Best practice guidelines for email marketing have just been published by the Direct Marketing Association after an elephantine pregnancy (marketinglaw’s editor Stephen Groom should know as he co-wrote them!).
Topic: Digital marketing
Who: Direct Marketing Association of the UK
Where: London
When: August 2004
What happened:
The E-mail Marketing Council of the Direct Marketing Association launched its Best Practice Guidelines for e-mail marketing.
Co-authored by EMMC members, including marketinglaw.co.uk editor and Osborne Clarke partner Stephen Groom, the Guidelines have been 18 months in the making.
Packed with practical tips on effective e-mail marketing as well as assistance with achieving compliance, the guidelines eschew the "opt out" approach allowed by the law in the context of most B2B e-mail marketing. Instead they recommend opt-in across the board, although they shrink from a "double opt in" regime of the kind advocated by some.

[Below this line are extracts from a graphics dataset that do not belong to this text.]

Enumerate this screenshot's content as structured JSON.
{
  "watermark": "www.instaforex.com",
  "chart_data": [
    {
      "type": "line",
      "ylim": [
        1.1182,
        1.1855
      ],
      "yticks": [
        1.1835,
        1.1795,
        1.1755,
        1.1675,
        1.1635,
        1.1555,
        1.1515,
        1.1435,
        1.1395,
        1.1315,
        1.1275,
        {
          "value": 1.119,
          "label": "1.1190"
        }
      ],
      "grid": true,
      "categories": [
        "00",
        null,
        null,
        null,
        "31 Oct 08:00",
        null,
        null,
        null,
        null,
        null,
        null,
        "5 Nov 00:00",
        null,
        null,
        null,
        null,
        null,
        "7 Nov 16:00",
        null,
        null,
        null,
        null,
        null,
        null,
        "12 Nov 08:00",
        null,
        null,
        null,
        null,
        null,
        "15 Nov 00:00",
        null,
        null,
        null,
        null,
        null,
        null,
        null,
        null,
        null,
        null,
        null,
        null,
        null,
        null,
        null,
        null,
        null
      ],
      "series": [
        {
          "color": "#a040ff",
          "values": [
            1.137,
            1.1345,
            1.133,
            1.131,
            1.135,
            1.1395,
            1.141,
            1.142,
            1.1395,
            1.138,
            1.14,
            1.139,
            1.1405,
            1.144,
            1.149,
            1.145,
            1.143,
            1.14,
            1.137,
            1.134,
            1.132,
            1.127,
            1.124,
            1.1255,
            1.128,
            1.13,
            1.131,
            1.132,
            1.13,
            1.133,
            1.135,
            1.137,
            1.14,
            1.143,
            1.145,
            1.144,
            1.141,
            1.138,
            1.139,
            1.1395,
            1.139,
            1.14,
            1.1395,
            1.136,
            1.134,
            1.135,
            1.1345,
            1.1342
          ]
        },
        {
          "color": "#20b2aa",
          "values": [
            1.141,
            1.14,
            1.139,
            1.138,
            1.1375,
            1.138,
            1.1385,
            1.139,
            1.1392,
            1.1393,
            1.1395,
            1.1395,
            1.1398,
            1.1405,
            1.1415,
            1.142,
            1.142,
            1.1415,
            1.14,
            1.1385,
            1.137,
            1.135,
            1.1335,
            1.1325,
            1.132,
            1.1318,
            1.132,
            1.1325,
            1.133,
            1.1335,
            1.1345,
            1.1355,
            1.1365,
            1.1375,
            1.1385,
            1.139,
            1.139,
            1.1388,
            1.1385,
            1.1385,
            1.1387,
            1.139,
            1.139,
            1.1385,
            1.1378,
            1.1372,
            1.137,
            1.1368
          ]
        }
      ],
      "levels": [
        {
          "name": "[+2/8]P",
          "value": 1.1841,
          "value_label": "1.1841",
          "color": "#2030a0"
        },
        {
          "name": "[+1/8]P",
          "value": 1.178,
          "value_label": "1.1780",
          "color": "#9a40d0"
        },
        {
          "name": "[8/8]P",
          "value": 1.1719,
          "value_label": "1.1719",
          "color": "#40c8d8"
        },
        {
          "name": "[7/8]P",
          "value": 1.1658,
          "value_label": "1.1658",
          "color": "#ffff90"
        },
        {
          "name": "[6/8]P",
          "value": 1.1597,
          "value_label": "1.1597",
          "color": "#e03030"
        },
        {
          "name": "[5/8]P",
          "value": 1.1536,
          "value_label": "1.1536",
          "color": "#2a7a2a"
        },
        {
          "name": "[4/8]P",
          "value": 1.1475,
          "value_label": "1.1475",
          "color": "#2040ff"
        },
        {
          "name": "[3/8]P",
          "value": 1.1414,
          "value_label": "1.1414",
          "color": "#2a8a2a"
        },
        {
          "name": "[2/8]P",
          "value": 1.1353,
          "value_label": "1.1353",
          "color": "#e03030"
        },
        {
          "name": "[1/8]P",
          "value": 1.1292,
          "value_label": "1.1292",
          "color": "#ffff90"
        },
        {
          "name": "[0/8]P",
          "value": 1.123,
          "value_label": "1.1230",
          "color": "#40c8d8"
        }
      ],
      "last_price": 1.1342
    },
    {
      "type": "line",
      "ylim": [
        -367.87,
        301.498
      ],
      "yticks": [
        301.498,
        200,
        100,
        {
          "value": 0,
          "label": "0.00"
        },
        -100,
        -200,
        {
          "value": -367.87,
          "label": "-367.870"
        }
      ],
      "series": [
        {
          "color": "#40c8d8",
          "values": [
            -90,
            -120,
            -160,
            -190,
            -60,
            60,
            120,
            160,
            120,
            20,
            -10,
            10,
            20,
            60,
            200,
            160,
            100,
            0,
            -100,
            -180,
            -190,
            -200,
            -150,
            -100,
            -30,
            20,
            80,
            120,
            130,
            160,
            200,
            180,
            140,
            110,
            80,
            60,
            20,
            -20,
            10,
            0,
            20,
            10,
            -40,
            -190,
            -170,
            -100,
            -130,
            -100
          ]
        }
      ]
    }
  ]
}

In an appendix the Guidelines contain a useful summary of applicable laws to date as well as a glossary of terms.
Why this matters:
For most of us, the image we have of e-mail marketing is dominated by the hundreds of spam messages we return to after the summer holidays. There are, however, many UK marketers who do want to market compliantly and responsibly using this medium, and as the first of its kind in the UK this aide to best practice aims to boost the campaign to persuade digital marketing recipients that there is a world out there beyond spam.